La sangre manaba de una herida en la frente, una bala que había salido por la parte posterior del cráneo, y en el marco de la puerta había un chorro de sangre, a unos centímetros de donde poco antes había estado ella. Scarpetta sentía frío en la cara y el cuello húmedos; se limpió la sangre y los fragmentos de tejido cerebral de la piel y dejó las bolsas en el suelo de baldosas blancas mientras una mujer entraba en el aparcamiento sosteniendo una pistola con ambas manos, el cañón arriba. Bajó el arma al acercarse.

—Abatido —dijo la mujer, y Scarpetta pensó que quizás había disparado a alguien más—. Los refuerzos están en camino.

—Asegúrate de que todo está controlado ahí fuera. Yo comprobaré ahí dentro —indicó Benton a la mujer mientras pasaba por encima del cuerpo y la sangre en la rampa.
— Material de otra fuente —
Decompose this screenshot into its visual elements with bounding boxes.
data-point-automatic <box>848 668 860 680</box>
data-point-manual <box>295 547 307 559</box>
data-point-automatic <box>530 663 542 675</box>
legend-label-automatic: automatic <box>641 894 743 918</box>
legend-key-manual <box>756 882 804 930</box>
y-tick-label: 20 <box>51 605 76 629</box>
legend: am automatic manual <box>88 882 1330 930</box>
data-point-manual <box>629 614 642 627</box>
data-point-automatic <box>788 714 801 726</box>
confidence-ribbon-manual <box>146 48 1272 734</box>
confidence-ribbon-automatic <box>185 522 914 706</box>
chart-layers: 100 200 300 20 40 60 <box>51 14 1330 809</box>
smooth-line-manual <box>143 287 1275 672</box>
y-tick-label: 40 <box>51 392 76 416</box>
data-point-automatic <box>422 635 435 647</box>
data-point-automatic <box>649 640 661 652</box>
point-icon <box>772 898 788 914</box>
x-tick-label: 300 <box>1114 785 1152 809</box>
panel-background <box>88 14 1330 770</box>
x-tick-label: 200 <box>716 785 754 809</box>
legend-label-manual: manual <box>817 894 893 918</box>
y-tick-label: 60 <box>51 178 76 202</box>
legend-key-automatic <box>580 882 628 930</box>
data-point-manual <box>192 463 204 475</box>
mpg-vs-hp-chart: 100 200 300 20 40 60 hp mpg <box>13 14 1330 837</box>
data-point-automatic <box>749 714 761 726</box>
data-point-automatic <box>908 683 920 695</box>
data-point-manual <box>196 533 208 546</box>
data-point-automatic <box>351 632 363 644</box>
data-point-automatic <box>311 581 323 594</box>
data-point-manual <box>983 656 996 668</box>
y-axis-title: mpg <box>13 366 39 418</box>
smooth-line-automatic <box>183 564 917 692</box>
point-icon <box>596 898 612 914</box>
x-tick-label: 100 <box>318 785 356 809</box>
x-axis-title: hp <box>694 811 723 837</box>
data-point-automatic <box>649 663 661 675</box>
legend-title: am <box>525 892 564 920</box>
Mientras lo barría todo con la mirada, preguntó a Scarpetta—: ¿Hay alguien más? ¿Sabes si hay alguien más ahí dentro?

—¿Cómo ha podido pasar esto? —dijo Scarpetta.

—No te separes de mí —respondió él.

Benton caminó delante, comprobando los pasillos, las oficinas del depósito, abriendo de una patada las puertas de los aseos de hombres y mujeres, sin dejar de preguntar a Scarpetta si se encontraba bien. Dijo que en la mansión Starr, en una habitación del sótano, habían encontrado ropa y gorras similares a las del personal de seguridad de la Oficina del jefe de Medicina Forense, eso era parte del plan. Benton repitió que era parte del plan venir aquí a por ella, y quizá que Berger fuese tras él lo había incitado a intentarlo. El siempre sabía dónde estaba y dónde no estaba alguien, repetía Benton, no dejaba de hablar de él, y no dejaba de preguntar a Scarpetta si estaba herida, si estaba bien.